Я не решаюсь выйти вслед за ним и задать прямой вопрос. Но ведь если я ошибся, он снова замкнется, как делал всегда, инстинктивно находя спасение в молчании.
Весь остаток дня я уверяю себя, что правильно поступил, не настаивая, убеждаю себя, что сам все выдумал: он не слышал меня, он ничего не заподозрил; единственная тайна, занимающая его, — это секреты друзей, ссоры; заботы, соответствующие его возрасту.
Не знаю, то ли мне в конце концов стало чуть легче, то ли ситуация обернулась в мою пользу, но в половине седьмого, пока теща и орнитологи смотрели по телевизору Тур-де-Франс, я отправился в гипермаркет. Впервые после шестого июля мне было не так тяжело.
— Купишь мне малиновый уксус? — издалека кричит мне Ингрид.

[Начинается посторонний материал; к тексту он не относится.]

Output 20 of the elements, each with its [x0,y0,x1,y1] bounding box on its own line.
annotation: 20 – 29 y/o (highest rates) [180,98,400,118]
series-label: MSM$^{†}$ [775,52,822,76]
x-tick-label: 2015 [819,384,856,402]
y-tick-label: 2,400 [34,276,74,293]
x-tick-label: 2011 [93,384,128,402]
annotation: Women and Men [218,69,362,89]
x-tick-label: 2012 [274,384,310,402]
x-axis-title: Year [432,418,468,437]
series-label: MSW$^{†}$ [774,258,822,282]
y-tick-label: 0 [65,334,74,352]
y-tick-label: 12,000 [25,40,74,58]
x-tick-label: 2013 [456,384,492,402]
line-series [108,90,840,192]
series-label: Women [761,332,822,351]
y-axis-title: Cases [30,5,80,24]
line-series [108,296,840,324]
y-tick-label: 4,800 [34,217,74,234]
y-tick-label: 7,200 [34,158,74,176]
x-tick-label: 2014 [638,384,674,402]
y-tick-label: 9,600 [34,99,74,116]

Она кормит птиц на закате, окруженная чирикающим облаком, гармонией красок, в туче перьев вырванных соперничающими видами. Я застываю, чтобы запечатлеть в памяти этот образ. Не так уж все и плохо сегодня вечером. Не то чтобы я наконец принял неизбежность потери — скорее меня переполняли нежность и спокойствие, приглушенное отчаянием. Надо было ощутить в себе порыв к самоубийству, холодную решимость, сгусток смелости, растущий и твердеющий где-то внутри; надо побороть трусость, заставляющую существовать так дальше. Не думаю, что покончу с собой. Но и не жалею, что так близко подошел к черному зеркалу. Я снова смотрю на себя. Я снова себя узнаю. Любовь сильнее, чем утрата любви. Если однажды Ингрид вернется ко мне, я хочу удержаться от падения в ад.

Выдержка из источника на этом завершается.